1. A visual question-answering-based fruit tree full-growth period farming operation decision method is characterized by comprising the following steps:

2. The fruit tree full-growth-period farming work decision method based on visual question answering according to claim 1, wherein in the step S2, the image feature vector comprises a fruit tree image feature vector and a disease image position feature vector.

3. The visual question-answer-based fruit tree full-growth period farming work decision method according to claim 1, wherein the S2 specifically comprises:

4. The visual question-answer based fruit tree full-growth period farming operation decision method according to claim 3, wherein the image feature vectors are that each image sample is divided into a plurality of regions; each region is represented by a vector with 2048 dimensions and is used as the input of a subsequent network;

5. The visual question-answering-based fruit tree full-growth period farming work decision method as claimed in claim 3, wherein the feature extraction is performed on the first text sample by using a word vector embedding method and a long-short term memory neural network to obtain a question keyword feature vector, and the method specifically comprises:

processing the input fruit tree disease control problem into a plurality of single words, and intercepting N words from the plurality of single words; if the number of the single words is less than N, filling with 0;

capturing semantic features of the intercepted words by combining a 300-dimensional word vector model, and converting the semantic features into problem feature vectors;

and coding the problem feature vector by using a long-short term memory neural network, and extracting problem keyword feature information from the problem feature vector to obtain the problem keyword feature vector.

6. The visual question-answer based fruit tree full-growth period farming operation decision method as claimed in claim 1, wherein in S4, the classifier is trained by the following means:

preprocessing the image feature vector and the problem keyword feature vector;

7. The visual question-answering-based fruit tree full-growth period farming work decision method according to claim 6, wherein the pretreatment specifically comprises:

8. The visual question-answering-based fruit tree full-growth period farming work decision method as claimed in claim 7, wherein the multi-modal fusion model employs a multi-view attention mechanism, scores disease image position region embedding according to problem keyword feature vectors, and calculates a global visual vector as a sum pool weighted by the scores.

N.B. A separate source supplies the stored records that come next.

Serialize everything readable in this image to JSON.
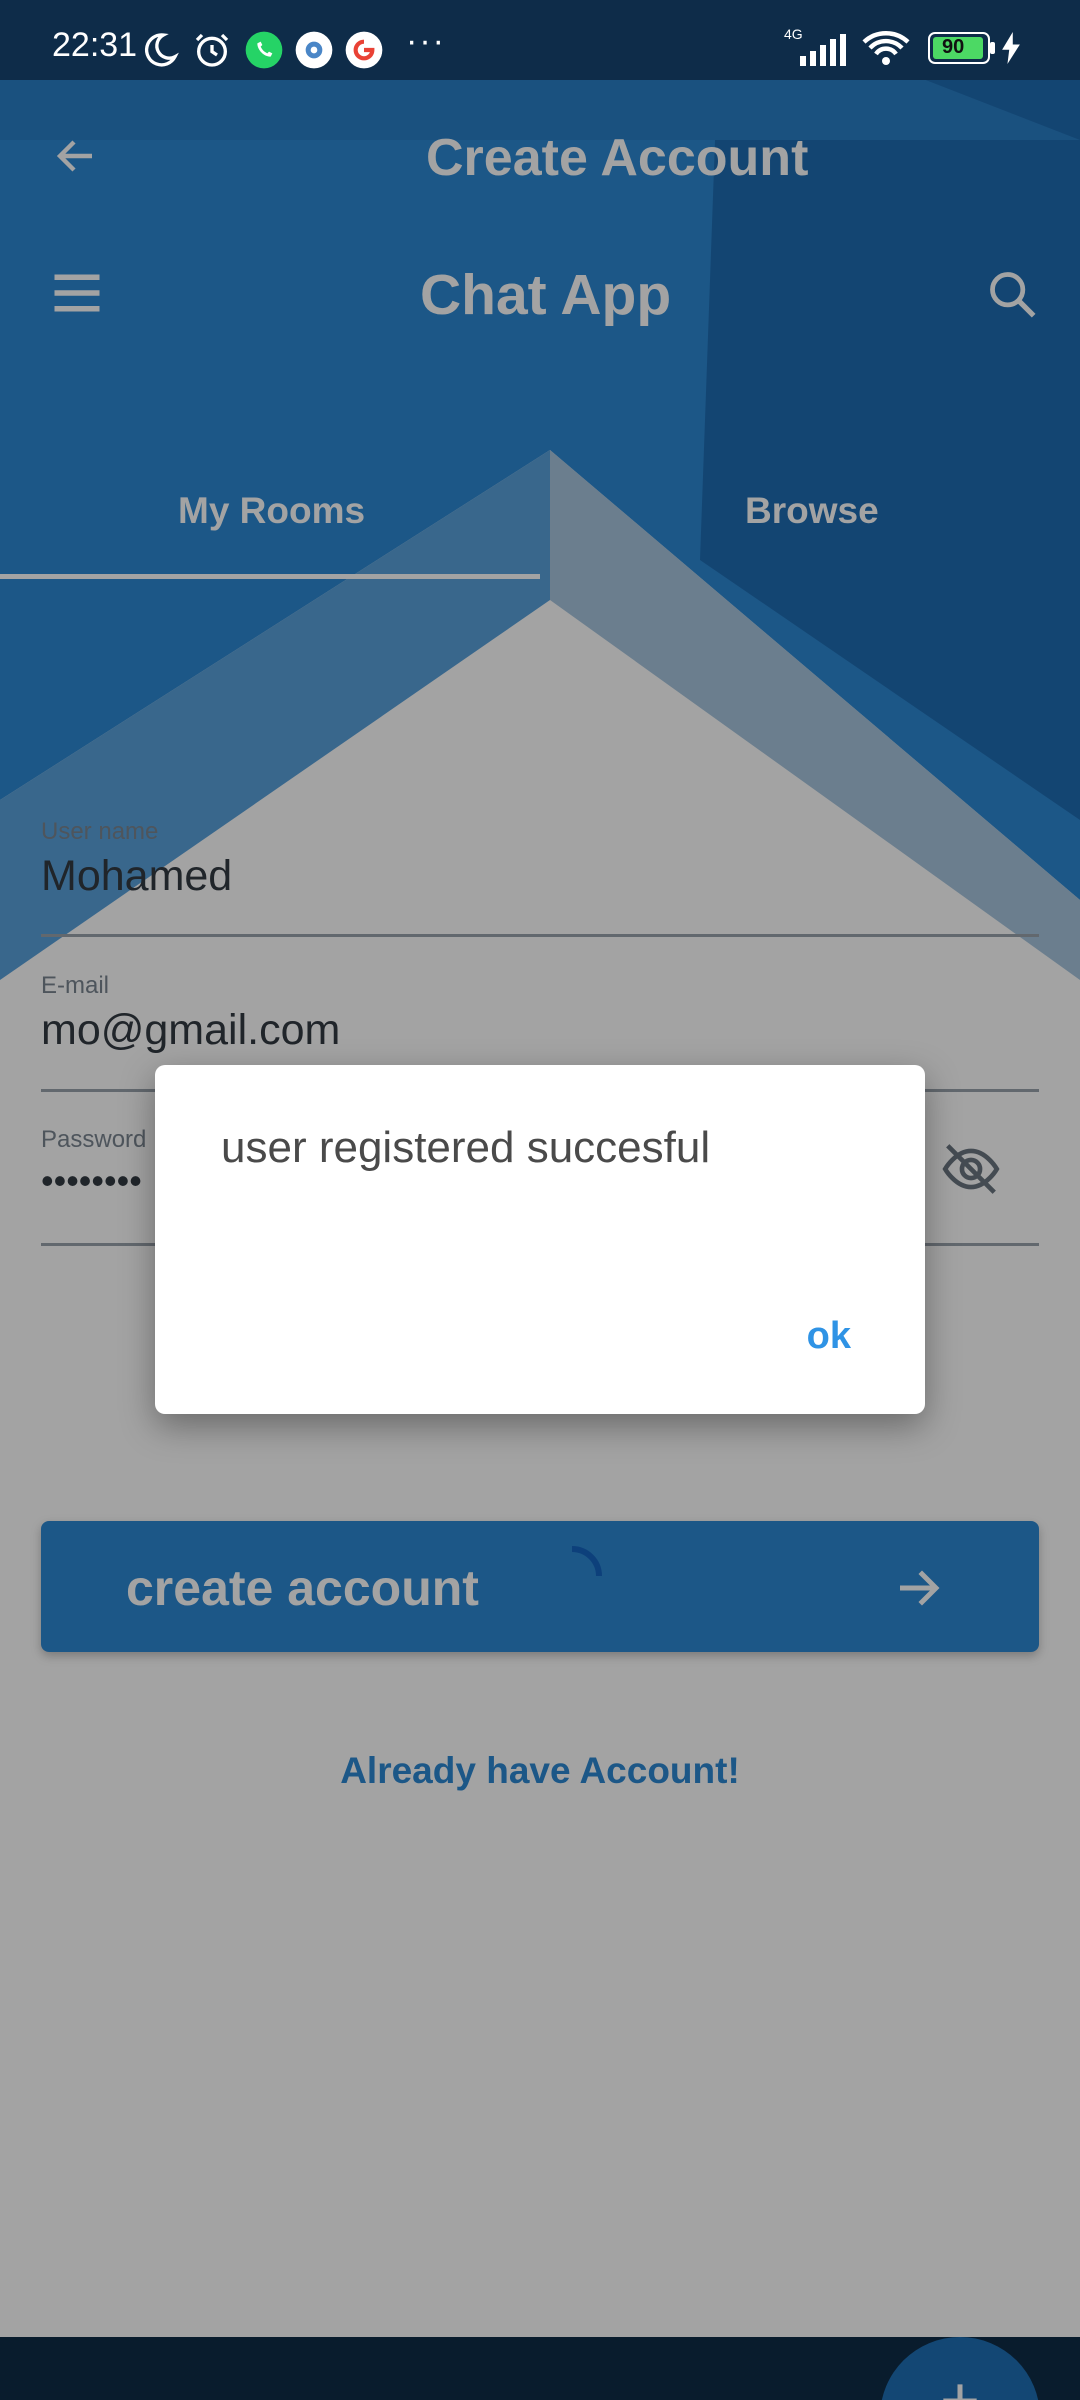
{
  "status_bar": {
    "time": "22:31",
    "network": "4G",
    "battery": "90",
    "more": "···"
  },
  "app_bar": {
    "title": "Create Account",
    "app_title": "Chat App"
  },
  "tabs": [
    {
      "label": "My Rooms",
      "selected": true
    },
    {
      "label": "Browse",
      "selected": false
    }
  ],
  "form": {
    "username": {
      "label": "User name",
      "value": "Mohamed"
    },
    "email": {
      "label": "E-mail",
      "value": "mo@gmail.com"
    },
    "password": {
      "label": "Password",
      "value": "••••••••"
    }
  },
  "create_button": {
    "label": "create account"
  },
  "login_link": "Already have Account!",
  "dialog": {
    "message": "user registered succesful",
    "ok_label": "ok"
  },
  "colors": {
    "primary": "#2d88d3",
    "primary_dark": "#0f2d47",
    "accent": "#2f93e5"
  }
}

9. The visual question-answering-based fruit tree full-growth period farming work decision method as claimed in claim 6, wherein the multi-modal fusion model adopts a bilinear fusion mechanism based on tensor decomposition; simulating the correlation between the fruit tree image eigenvector and the problem keyword eigenvector through a full tensor; and decomposing the full tensor by adopting a bilinear fusion method to obtain a structure with three internal model matrixes and a core tensor.

10. The visual question-answering-based fruit tree full-growth period farming work decision method of claim 9, wherein the complexity of the core tensor is controlled by structural sparsity constraint on a tensor slice matrix.